The only other viable option seemed to be kube-up, which is a collection of scripts that provision Kubernetes onto a variety of cloud providers. By default, kube-up onto AWS puts the master and minion nodes into their own VPC, or Virtual Private Cloud. But our RDS instances were provisioned in the region-default VPC, which meant that communication from a Kubernetes minion to the DB would be possible only via VPC peering or by opening the RDS VPC’s firewall rules manually. To get traffic to traverse a VPC peer link, your destination IP needs to be in the target VPC’s private address range. But it turns out that resolving the RDS instance’s hostname from anywhere outside the same VPC will yield the public IP. And performing the resolution is important, because RDS reserves the right to change the IP for maintenance. This wasn’t ever a concern in the previous infrastructure, because our Terraform scripts simply placed everything in the same VPC.

So I thought I’d try the same with Kubernetes; the kube-up script ostensibly supports installing to an existing VPC by specifying a VPC_ID environment variable, so I tried installing Kubernetes to the RDS VPC. kube-up appeared to succeed, but service integration via ELBs broke and teardown via kube-down stopped working. After some time, we judged it best to let kube-up keep its defaults, and poked a hole in the RDS VPC. This was one hiccup among several that we encountered. Each one could be fixed in isolation, but the inherent fragility of using a shell script to provision remote state seemed to be the actual underlying cause.

We fully expect the Terraform, Ansible, Chef, Puppet, etc. packages to continue to mature, and hope to switch soon. Provisioning aside, there are great things about the Kubernetes/AWS integration. For example, Kubernetes services of the correct type automatically generate ELBs, and Kubernetes does a great job of lifecycle management there. Further, the Kubernetes domain model—services, pods, replication controllers, the labels and selector model, and so on—is coherent, and seems to give the user the right amount of expressivity, though the definition files do tend to stutter needlessly.

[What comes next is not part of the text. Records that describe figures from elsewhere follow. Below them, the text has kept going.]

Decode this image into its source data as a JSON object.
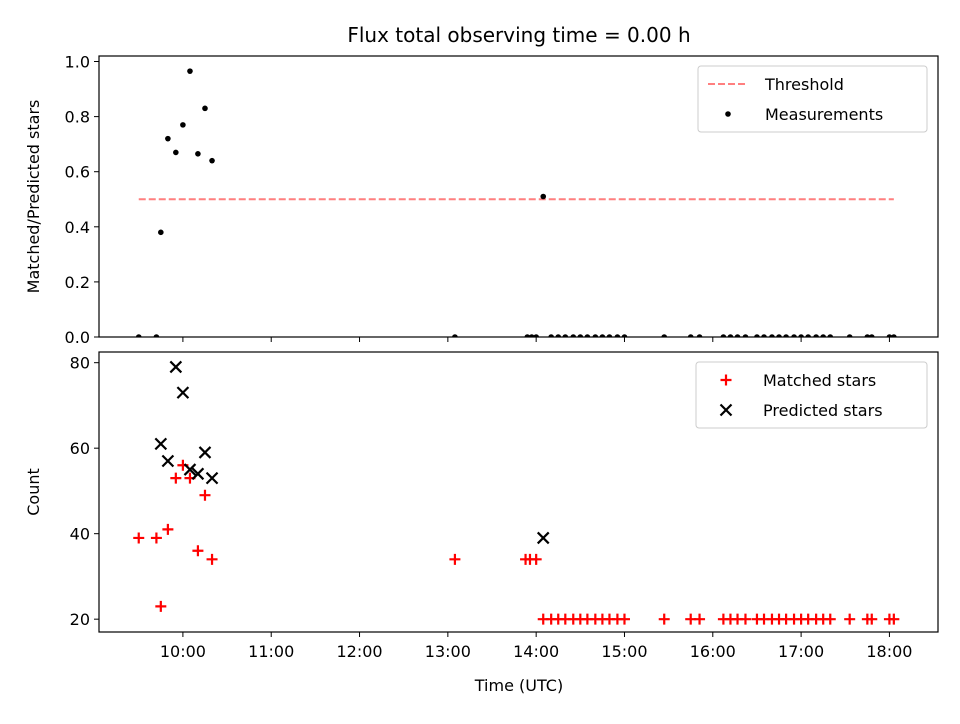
{
  "chart_data": {
    "title": "Flux total observing time = 0.00 h",
    "x_tick_labels": [
      "10:00",
      "11:00",
      "12:00",
      "13:00",
      "14:00",
      "15:00",
      "16:00",
      "17:00",
      "18:00"
    ],
    "x_ticks_hours": [
      10,
      11,
      12,
      13,
      14,
      15,
      16,
      17,
      18
    ],
    "xlabel": "Time (UTC)",
    "xlim_hours": [
      9.05,
      18.55
    ],
    "panels": [
      {
        "type": "scatter",
        "ylabel": "Matched/Predicted stars",
        "ylim": [
          0,
          1.02
        ],
        "y_ticks": [
          0.0,
          0.2,
          0.4,
          0.6,
          0.8,
          1.0
        ],
        "y_tick_labels": [
          "0.0",
          "0.2",
          "0.4",
          "0.6",
          "0.8",
          "1.0"
        ],
        "legend_position": "upper right",
        "threshold": {
          "name": "Threshold",
          "value": 0.5,
          "x_start": 9.5,
          "x_end": 18.05,
          "color": "#ff7f7f",
          "style": "dashed"
        },
        "series": [
          {
            "name": "Measurements",
            "color": "#000000",
            "marker": "dot",
            "points": [
              [
                9.5,
                0.0
              ],
              [
                9.7,
                0.0
              ],
              [
                9.75,
                0.38
              ],
              [
                9.83,
                0.72
              ],
              [
                9.92,
                0.67
              ],
              [
                10.0,
                0.77
              ],
              [
                10.08,
                0.965
              ],
              [
                10.17,
                0.665
              ],
              [
                10.25,
                0.83
              ],
              [
                10.33,
                0.64
              ],
              [
                13.08,
                0.0
              ],
              [
                13.9,
                0.0
              ],
              [
                13.95,
                0.0
              ],
              [
                14.0,
                0.0
              ],
              [
                14.08,
                0.51
              ],
              [
                14.17,
                0.0
              ],
              [
                14.25,
                0.0
              ],
              [
                14.33,
                0.0
              ],
              [
                14.42,
                0.0
              ],
              [
                14.5,
                0.0
              ],
              [
                14.58,
                0.0
              ],
              [
                14.67,
                0.0
              ],
              [
                14.75,
                0.0
              ],
              [
                14.83,
                0.0
              ],
              [
                14.92,
                0.0
              ],
              [
                15.0,
                0.0
              ],
              [
                15.45,
                0.0
              ],
              [
                15.75,
                0.0
              ],
              [
                15.85,
                0.0
              ],
              [
                16.12,
                0.0
              ],
              [
                16.2,
                0.0
              ],
              [
                16.28,
                0.0
              ],
              [
                16.37,
                0.0
              ],
              [
                16.5,
                0.0
              ],
              [
                16.58,
                0.0
              ],
              [
                16.67,
                0.0
              ],
              [
                16.75,
                0.0
              ],
              [
                16.83,
                0.0
              ],
              [
                16.92,
                0.0
              ],
              [
                17.0,
                0.0
              ],
              [
                17.08,
                0.0
              ],
              [
                17.17,
                0.0
              ],
              [
                17.25,
                0.0
              ],
              [
                17.33,
                0.0
              ],
              [
                17.55,
                0.0
              ],
              [
                17.75,
                0.0
              ],
              [
                17.8,
                0.0
              ],
              [
                18.0,
                0.0
              ],
              [
                18.05,
                0.0
              ]
            ]
          }
        ]
      },
      {
        "type": "scatter",
        "ylabel": "Count",
        "ylim": [
          17,
          82.5
        ],
        "y_ticks": [
          20,
          40,
          60,
          80
        ],
        "y_tick_labels": [
          "20",
          "40",
          "60",
          "80"
        ],
        "legend_position": "upper right",
        "series": [
          {
            "name": "Matched stars",
            "color": "#ff0000",
            "marker": "plus",
            "points": [
              [
                9.5,
                39
              ],
              [
                9.7,
                39
              ],
              [
                9.75,
                23
              ],
              [
                9.83,
                41
              ],
              [
                9.92,
                53
              ],
              [
                10.0,
                56
              ],
              [
                10.08,
                53
              ],
              [
                10.17,
                36
              ],
              [
                10.25,
                49
              ],
              [
                10.33,
                34
              ],
              [
                13.08,
                34
              ],
              [
                13.88,
                34
              ],
              [
                13.93,
                34
              ],
              [
                14.0,
                34
              ],
              [
                14.08,
                20
              ],
              [
                14.17,
                20
              ],
              [
                14.25,
                20
              ],
              [
                14.33,
                20
              ],
              [
                14.42,
                20
              ],
              [
                14.5,
                20
              ],
              [
                14.58,
                20
              ],
              [
                14.67,
                20
              ],
              [
                14.75,
                20
              ],
              [
                14.83,
                20
              ],
              [
                14.92,
                20
              ],
              [
                15.0,
                20
              ],
              [
                15.45,
                20
              ],
              [
                15.75,
                20
              ],
              [
                15.85,
                20
              ],
              [
                16.12,
                20
              ],
              [
                16.2,
                20
              ],
              [
                16.28,
                20
              ],
              [
                16.37,
                20
              ],
              [
                16.5,
                20
              ],
              [
                16.58,
                20
              ],
              [
                16.67,
                20
              ],
              [
                16.75,
                20
              ],
              [
                16.83,
                20
              ],
              [
                16.92,
                20
              ],
              [
                17.0,
                20
              ],
              [
                17.08,
                20
              ],
              [
                17.17,
                20
              ],
              [
                17.25,
                20
              ],
              [
                17.33,
                20
              ],
              [
                17.55,
                20
              ],
              [
                17.75,
                20
              ],
              [
                17.8,
                20
              ],
              [
                18.0,
                20
              ],
              [
                18.05,
                20
              ]
            ]
          },
          {
            "name": "Predicted stars",
            "color": "#000000",
            "marker": "x",
            "points": [
              [
                9.75,
                61
              ],
              [
                9.83,
                57
              ],
              [
                9.92,
                79
              ],
              [
                10.0,
                73
              ],
              [
                10.08,
                55
              ],
              [
                10.17,
                54
              ],
              [
                10.25,
                59
              ],
              [
                10.33,
                53
              ],
              [
                14.08,
                39
              ]
            ]
          }
        ]
      }
    ]
  }
}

The kubectl tool is good, albeit daunting at first glance. The rolling-update command in particular is brilliant: exactly the semantics and behavior I’d expect from a system like this. Indeed, once Kubernetes was up and running, it just worked, and exactly as I expected it to. That’s a huge thing.

Conclusions

After a couple weeks of fighting with the machines, we were able to resolve all of our integration issues, and have rolled out a reasonably robust Kubernetes-based system to production.

  • Provisioning Kubernetes is difficult, owing to a complex architecture and young provisioning story. This shows all signs of improving.
  • Kubernetes’ non-optional security model takes time to get right.
  • The Kubernetes domain language is a great match to the problem domain.
  • We have a lot more confidence in operating our application (It’s a lot faster, too.).

And we’re very happy to be part of a growing Kubernetes userbase, contributing issues and patches as we can and benefitting from the virtuous cycle of open-source development that powers the most exciting software being written today.